Heidegger’s words are carefully chosen: the site of the moment in which there is a transition to that which is neither day nor night is the Same (das Selbe), a word that signifies, in contrast to the identical (das Gleiche), the preservation of difference in the belonging-togetherness (Zusammengehörigkeit) of what is juxtaposed. I propose that we can elicit from this theme a strategy to liberate Heidegger’s concept of destiny from its constricted sense of an inclusiveness whose inclusivity entails the inevitable exclusion of the marginalized other.
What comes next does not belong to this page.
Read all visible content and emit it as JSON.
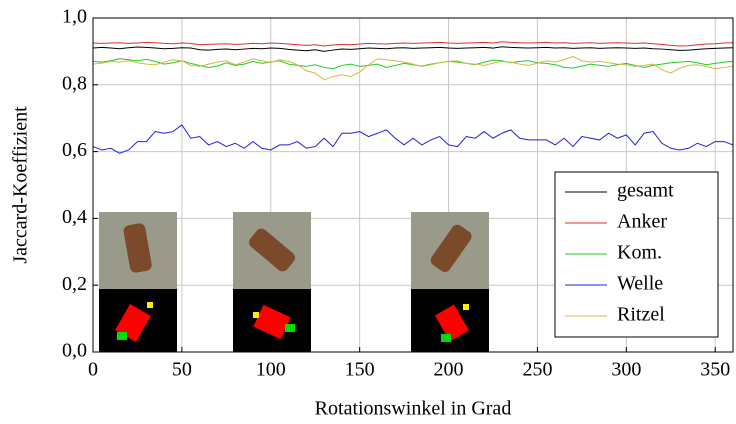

Although not articulated explicitly by Heidegger himself, in the spirit of thinking what is unthought in his thought, we might say that the insight that there is neither day nor night has the potential to destabilize the rigid dualism underlying the chauvinistic distinction between the autochthonous and the foreign. By standing in the clearing of the time-space that is neither day nor night, one becomes attuned to the self-concealing event of the disclosure of truth as untruth, the unveiling of what presences in its absence, the nonessence that belongs essentially to the essence. Remembrance of this event engenders the anticipatory leap into the future that recollectively preserves the vestige of the past in the openness of the present in which the dichotomization of self and other collapses in the mirroring of the self as other and the other as self. On this score, destiny consists of recollecting what is to be and anticipating what has been. Poetic abiding provides the way to embrace a constellation that demonstrates the disarming correlation – as opposed to dialectical coincidence – of sameness through difference, that is, the identity of the nonidentical in the preservation of the nonidentity of the identical. One is appropriated to the other by remaining proper to the inappropriable distillation that is one’s own; the intimacy of confronting the other is neither a coalescence nor obliteration of distinctions, but rather preserving them in the belonging together of what is foreign – the time of the passing of day into night when there is neither day nor night because there is both day and night.
Elliot R. Wolfson - “To stand in relation with something which is neither day nor night”: Temporal Overcoming and Heidegger’s Notion of Destiny
Original version in Gatherings 10 (2020).